Dealing with Facebook Live
I know Facebook Live has its frustrations. One thing we learned last Sunday, since we could monitor the stream in real time for the first time, was that there is an almost two minute delay with Facebook Live. Facebook Live can have its issues. With our new set up, using a streaming service called Boxcast, we can be sure that on our end, we are delivering a reliable stream, and if there is a problem with that on our end, we will know that immediately.
So, generally speaking, from now on, if you are having a problem with the live-stream, it is likely a problem with Facebook Live itself, or it could be a problem with your device. I know it’s frustrating! The only advice we’ve gotten from the pros is that when you have something go wrong, you can try to refresh your Facebook page or log out and log back in. While we are still using Facebook Live, we are also starting to experiment with another platform called Church Online Platform that we think will be much more user friendly and interactive.
If you have recurring problems, feel free to leave a message at the church office or email us. We’re not tech experts, though our knowledge base is growing every day. It might be we can be of help, or at least point you in the right direction to solve a problem.

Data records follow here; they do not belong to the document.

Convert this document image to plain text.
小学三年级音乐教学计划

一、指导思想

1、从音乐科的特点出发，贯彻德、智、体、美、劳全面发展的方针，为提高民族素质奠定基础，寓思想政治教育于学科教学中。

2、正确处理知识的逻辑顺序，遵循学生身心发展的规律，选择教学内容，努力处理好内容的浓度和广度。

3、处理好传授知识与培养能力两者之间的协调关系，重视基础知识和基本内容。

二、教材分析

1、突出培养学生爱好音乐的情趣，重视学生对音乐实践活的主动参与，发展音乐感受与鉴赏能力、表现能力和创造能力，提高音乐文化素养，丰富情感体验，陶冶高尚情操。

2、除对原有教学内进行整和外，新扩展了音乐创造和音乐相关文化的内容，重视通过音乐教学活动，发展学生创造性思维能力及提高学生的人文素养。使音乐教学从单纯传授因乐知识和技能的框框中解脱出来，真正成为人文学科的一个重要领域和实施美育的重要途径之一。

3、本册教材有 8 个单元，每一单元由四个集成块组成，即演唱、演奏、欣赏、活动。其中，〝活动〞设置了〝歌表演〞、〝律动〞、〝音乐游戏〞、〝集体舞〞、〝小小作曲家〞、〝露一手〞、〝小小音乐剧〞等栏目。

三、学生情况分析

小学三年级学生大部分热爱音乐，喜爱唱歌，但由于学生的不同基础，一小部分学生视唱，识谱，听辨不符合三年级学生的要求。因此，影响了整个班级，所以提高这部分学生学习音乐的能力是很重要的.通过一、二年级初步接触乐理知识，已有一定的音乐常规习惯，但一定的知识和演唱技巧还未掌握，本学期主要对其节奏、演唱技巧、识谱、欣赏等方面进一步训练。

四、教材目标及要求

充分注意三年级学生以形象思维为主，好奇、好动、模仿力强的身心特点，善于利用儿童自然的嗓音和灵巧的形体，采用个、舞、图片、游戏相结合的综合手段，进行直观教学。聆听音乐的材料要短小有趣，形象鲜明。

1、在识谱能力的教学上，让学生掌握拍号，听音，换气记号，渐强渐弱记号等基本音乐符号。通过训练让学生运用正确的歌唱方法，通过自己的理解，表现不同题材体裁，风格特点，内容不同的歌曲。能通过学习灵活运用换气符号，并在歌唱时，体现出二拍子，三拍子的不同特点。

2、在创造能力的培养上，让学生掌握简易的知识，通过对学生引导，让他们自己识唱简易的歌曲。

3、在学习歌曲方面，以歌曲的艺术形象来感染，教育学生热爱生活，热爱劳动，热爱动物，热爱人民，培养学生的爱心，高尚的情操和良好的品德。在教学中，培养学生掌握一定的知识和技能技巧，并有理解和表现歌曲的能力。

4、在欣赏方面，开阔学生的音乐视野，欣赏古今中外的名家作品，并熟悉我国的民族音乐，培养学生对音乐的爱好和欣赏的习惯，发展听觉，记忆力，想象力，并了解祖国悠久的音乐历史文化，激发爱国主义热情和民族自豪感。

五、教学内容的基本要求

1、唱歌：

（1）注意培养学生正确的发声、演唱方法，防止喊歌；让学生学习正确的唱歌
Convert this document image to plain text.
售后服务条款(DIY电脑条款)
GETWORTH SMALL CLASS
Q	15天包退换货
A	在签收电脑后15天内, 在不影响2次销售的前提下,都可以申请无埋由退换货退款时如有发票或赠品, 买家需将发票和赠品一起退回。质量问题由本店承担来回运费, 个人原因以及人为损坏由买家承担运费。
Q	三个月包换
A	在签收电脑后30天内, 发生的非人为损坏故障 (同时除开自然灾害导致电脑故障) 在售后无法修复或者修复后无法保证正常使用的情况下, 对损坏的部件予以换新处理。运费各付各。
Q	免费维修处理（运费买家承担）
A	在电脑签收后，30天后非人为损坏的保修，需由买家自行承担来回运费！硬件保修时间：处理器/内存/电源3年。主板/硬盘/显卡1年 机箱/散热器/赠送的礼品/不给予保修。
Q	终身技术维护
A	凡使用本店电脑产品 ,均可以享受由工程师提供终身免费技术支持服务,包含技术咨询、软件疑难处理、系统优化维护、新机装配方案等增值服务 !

An Invitation to this New Ministry
While we have a good core of folks who’ve expressed initial willingness and interest in helping us stream each week, we need more people. We’ve learned you don’t have to be an IT expert to do this, and that with some practice, most folks could probably learn to help us stream using our new equipment. Eventually, we’d like to have at least two people each Sunday, one person to operate the cameras, and one person to monitor the audio. We’re seeing it is also to have a partner with whom to collaborate in this process. If you’d be willing to explore this form of ministry, please give me a call or send me an email. Eventually, we’ll need volunteers to do other things in this online worship environment—serve as hosts or greeters, interact with worshipers, and guests. You’ll be hearing more about those opportunities in days to come.
Thank you for your patience as we have embarked on this new form of ministry and being the church. Keep this ministry in your prayers. And consider if you might be part of serving God in this new area of ministry.